The freebie is when you just let it go and do it the way you want?
Smith-Cameron: The first scene I ever shot for the show in episode two of season one, we did the scene, and then I don’t think he coined the phrase freebie quite yet, because it was very early on. He said, “Okay, this time, just mess it up.” He’s like, “Just put it in your own words a bit.” So it’s messy by design. And sometimes people who aren’t as free as Kieran and Brian find unexpected things bubble up from the freebie.
So many actors in the cast have stage experience, which isn’t always true in television.
Cox: Our show, there’s an improvising feel about it. But there’s always clarity from the actors, because they are real, real actors.
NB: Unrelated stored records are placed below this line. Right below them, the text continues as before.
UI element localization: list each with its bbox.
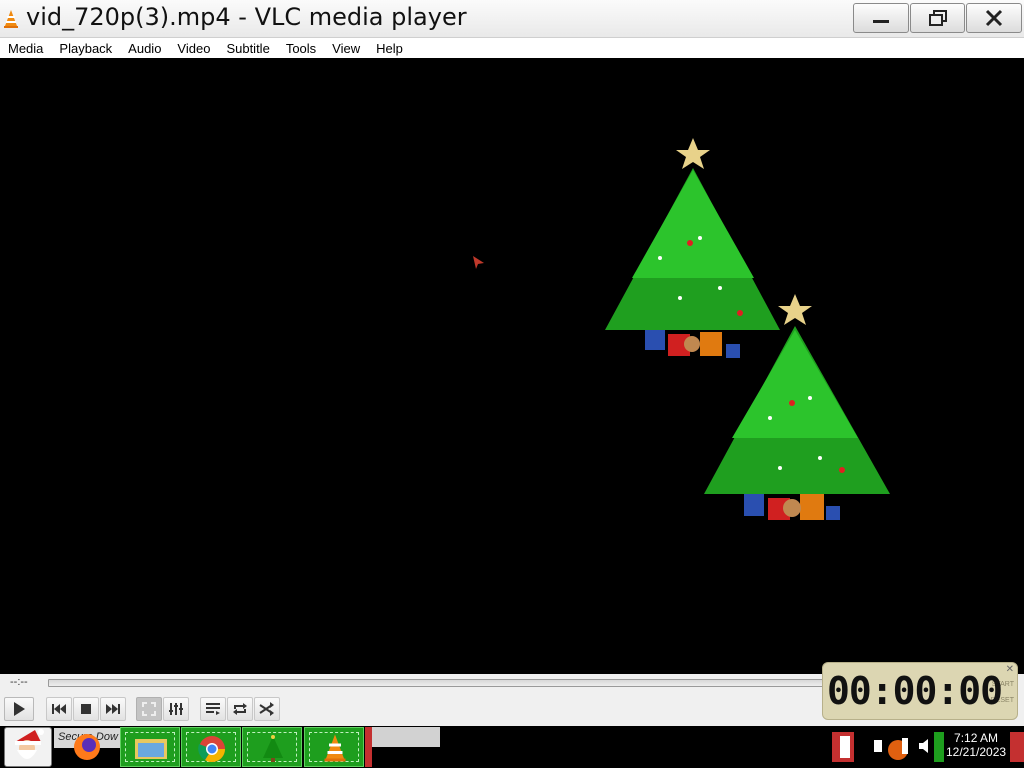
clock-time: 7:12 AM [954, 731, 999, 745]
play-icon [14, 702, 25, 716]
taskbar-empty-slot[interactable] [372, 727, 440, 747]
previous-button[interactable] [46, 697, 72, 721]
loop-button[interactable] [227, 697, 253, 721]
shuffle-icon [259, 702, 274, 716]
fullscreen-button[interactable] [136, 697, 162, 721]
video-frame [473, 138, 890, 520]
close-icon[interactable]: ✕ [1006, 664, 1014, 675]
taskbar-explorer[interactable] [120, 727, 180, 767]
menu-video[interactable]: Video [177, 41, 210, 56]
taskbar-vlc[interactable] [304, 727, 364, 767]
menu-subtitle[interactable]: Subtitle [226, 41, 269, 56]
extended-settings-icon [169, 703, 183, 715]
title-bar[interactable]: vid_720p(3).mp4 - VLC media player [0, 0, 1024, 38]
stopwatch-widget[interactable]: ✕ START RESET 00:00:00 [822, 662, 1018, 720]
next-button[interactable] [100, 697, 126, 721]
close-icon [985, 9, 1003, 27]
playlist-icon [206, 703, 220, 715]
menu-view[interactable]: View [332, 41, 360, 56]
menu-audio[interactable]: Audio [128, 41, 161, 56]
tray-app-icon[interactable] [832, 732, 854, 762]
shuffle-button[interactable] [254, 697, 280, 721]
fullscreen-icon [142, 702, 156, 716]
christmas-tree-icon [263, 735, 283, 762]
chrome-icon [198, 736, 226, 763]
taskbar-divider [365, 727, 372, 767]
previous-icon [52, 704, 66, 714]
mouse-cursor-icon [473, 256, 484, 269]
santa-start-icon [15, 729, 44, 759]
minimize-button[interactable] [853, 3, 909, 33]
start-button[interactable] [4, 727, 52, 767]
volume-icon[interactable] [918, 738, 932, 754]
vlc-cone-icon [4, 10, 18, 28]
restore-button[interactable] [910, 3, 965, 33]
stop-button[interactable] [73, 697, 99, 721]
tray-network-icon[interactable] [874, 736, 914, 762]
playlist-button[interactable] [200, 697, 226, 721]
menu-tools[interactable]: Tools [286, 41, 316, 56]
file-explorer-icon [135, 739, 167, 759]
menu-playback[interactable]: Playback [59, 41, 112, 56]
extended-settings-button[interactable] [163, 697, 189, 721]
menu-media[interactable]: Media [8, 41, 43, 56]
taskbar-chrome[interactable] [181, 727, 241, 767]
taskbar: Secure Dow 7:12 AM 12/21/2023 [0, 726, 1024, 768]
play-button[interactable] [4, 697, 34, 721]
vlc-cone-icon [324, 734, 346, 762]
clock-date: 12/21/2023 [946, 745, 1007, 759]
minimize-icon [873, 20, 889, 23]
loop-icon [233, 703, 247, 715]
stop-icon [81, 704, 91, 714]
menu-help[interactable]: Help [376, 41, 403, 56]
taskbar-christmas-tree[interactable] [242, 727, 302, 767]
system-clock[interactable]: 7:12 AM 12/21/2023 [946, 731, 1006, 759]
close-button[interactable] [966, 3, 1022, 33]
tray-indicator [934, 732, 944, 762]
firefox-icon[interactable] [72, 732, 102, 762]
window-title: vid_720p(3).mp4 - VLC media player [26, 3, 467, 31]
christmas-tree-image [605, 138, 780, 358]
next-icon [106, 704, 120, 714]
stopwatch-display: 00:00:00 [827, 669, 1003, 713]
restore-icon [928, 10, 947, 26]
menu-bar: Media Playback Audio Video Subtitle Tool… [0, 38, 1024, 58]
show-desktop-button[interactable] [1010, 732, 1024, 762]
seek-bar[interactable] [48, 679, 828, 687]
elapsed-time: --:-- [10, 676, 28, 688]
video-display[interactable] [0, 58, 1024, 674]
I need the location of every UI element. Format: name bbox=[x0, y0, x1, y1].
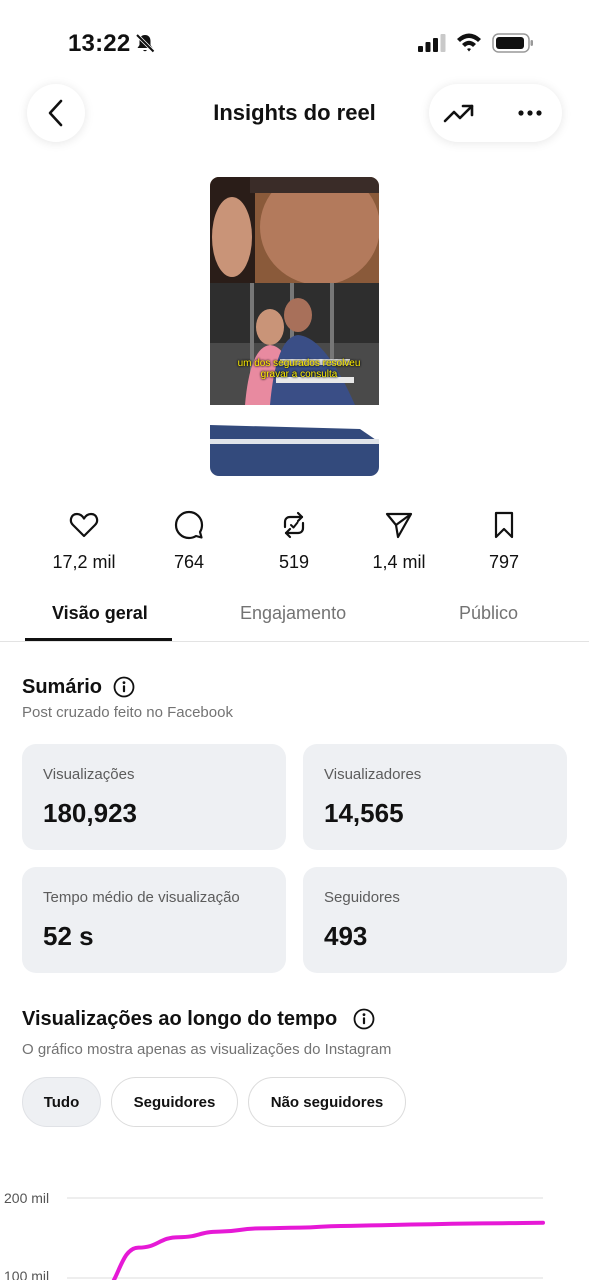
likes-stat[interactable]: 17,2 mil bbox=[39, 510, 129, 573]
tab-overview[interactable]: Visão geral bbox=[52, 603, 148, 624]
comments-stat[interactable]: 764 bbox=[144, 510, 234, 573]
summary-subtitle: Post cruzado feito no Facebook bbox=[22, 704, 233, 721]
views-over-time-title: Visualizações ao longo do tempo bbox=[22, 1008, 338, 1030]
filter-non-followers-chip[interactable]: Não seguidores bbox=[248, 1077, 406, 1127]
heart-icon bbox=[69, 512, 99, 538]
more-options-icon[interactable] bbox=[515, 101, 545, 125]
share-icon bbox=[385, 512, 413, 539]
reposts-stat[interactable]: 519 bbox=[249, 510, 339, 573]
avg-watch-time-label: Tempo médio de visualização bbox=[43, 889, 240, 906]
shares-stat[interactable]: 1,4 mil bbox=[354, 510, 444, 573]
tab-engagement[interactable]: Engajamento bbox=[240, 603, 346, 624]
trending-up-icon[interactable] bbox=[443, 99, 475, 127]
tab-divider bbox=[0, 641, 589, 642]
status-bar: 13:22 bbox=[0, 0, 589, 80]
chart-plot bbox=[67, 1197, 545, 1280]
status-time: 13:22 bbox=[68, 30, 131, 57]
reposts-count: 519 bbox=[278, 552, 310, 572]
filter-followers-chip[interactable]: Seguidores bbox=[111, 1077, 238, 1127]
comments-count: 764 bbox=[173, 552, 205, 572]
viewers-label: Visualizadores bbox=[324, 766, 422, 783]
saves-count: 797 bbox=[488, 552, 520, 572]
repost-icon bbox=[283, 511, 305, 539]
followers-card[interactable]: Seguidores 493 bbox=[303, 867, 567, 973]
tab-audience[interactable]: Público bbox=[459, 603, 518, 624]
shares-count: 1,4 mil bbox=[372, 552, 426, 572]
views-info-icon[interactable] bbox=[353, 1008, 375, 1030]
views-chart: 200 mil 100 mil bbox=[0, 1170, 589, 1280]
viewers-value: 14,565 bbox=[324, 798, 404, 828]
battery-icon bbox=[492, 33, 533, 53]
views-label: Visualizações bbox=[43, 766, 135, 783]
comment-icon bbox=[174, 510, 204, 540]
viewers-card[interactable]: Visualizadores 14,565 bbox=[303, 744, 567, 850]
views-value: 180,923 bbox=[43, 798, 137, 828]
reel-thumbnail[interactable]: um dos segurados resolveu gravar a consu… bbox=[210, 177, 379, 476]
bell-muted-icon bbox=[135, 33, 155, 53]
filter-all-chip[interactable]: Tudo bbox=[22, 1077, 101, 1127]
followers-value: 493 bbox=[324, 921, 368, 951]
followers-label: Seguidores bbox=[324, 889, 400, 906]
y-tick-100: 100 mil bbox=[4, 1268, 50, 1280]
avg-watch-time-card[interactable]: Tempo médio de visualização 52 s bbox=[22, 867, 286, 973]
likes-count: 17,2 mil bbox=[52, 552, 116, 572]
cellular-signal-icon bbox=[418, 34, 446, 52]
summary-title: Sumário bbox=[22, 676, 103, 698]
reel-caption: um dos segurados resolveu gravar a consu… bbox=[237, 358, 361, 380]
views-over-time-subtitle: O gráfico mostra apenas as visualizações… bbox=[22, 1041, 392, 1058]
views-series-line bbox=[111, 1220, 545, 1280]
header-actions bbox=[429, 84, 562, 142]
y-tick-200: 200 mil bbox=[4, 1190, 50, 1206]
save-icon bbox=[494, 511, 514, 539]
avg-watch-time-value: 52 s bbox=[43, 921, 94, 951]
saves-stat[interactable]: 797 bbox=[459, 510, 549, 573]
views-card[interactable]: Visualizações 180,923 bbox=[22, 744, 286, 850]
wifi-icon bbox=[457, 33, 481, 52]
info-icon[interactable] bbox=[113, 676, 135, 698]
Smith-Cameron: In theater, there’s a beginning, middle and an end, and there’s very high stakes. And each episode is a little like a separate play with the beginning, middle and end and terribly high stakes. And so, theater actors do have this commitment to roll up your sleeves and go for broke. And I think that, really, all of us that I know of have theater training.
The Roy’s business is under investigation. Gerri is asked to sway the White House and maybe lean on the DOJ. What kind of ethics does she have?
Smith-Cameron: I think she has a lawyers’ ethics, like: if I can argue it, it’s ethical. She knows the government is that way, too. Even though they’re supposed to be run by laws, we can see that a lot of times they feel above the law, our politicians. And this show kind of exposes that. So I think she knows exactly who she’s talking to. I also feel like I’m sent in on a bit of a doomed mission, but Gerri’s often with Logan, like, “Play me, coach, I’ll give it a try.”
Cox: Gerri is the ethical face of Waystar RoyCo. She really is. And that’s what Logan understands, is that people believe Gerri. And she never lies. She just slightly obfuscates.
Logan and Kendall are again at war. It’s interesting to me that Logan doesn’t immediately decide to use Kendall’s deadly car accident against him.
Cox: I don’t think he’ll be using it, because in a way he understands how fragile his son is. He’s still deeply irritated, and the sense of betrayal, it’s beyond reason. But I do think at the end of the day, he has an ethical thought about that.
Smith-Cameron: Brian, people are always asking you: does Logan love his children? I absolutely concur with you that [he] absolutely, passionately does love them. [He] also sees them with a cold and objective eye, knows what their limitations are. But I think he really, really loves Kendall.
Cox: There’s no question about it. He does love his children, and that’s what makes it doubly hard for him because he doesn’t express that love. He’s never been expressive, because actually the truth of the matter is he’s never had that love expressed to him. The kids are very important, which is why they’re doubly disappointing, because he keeps hoping.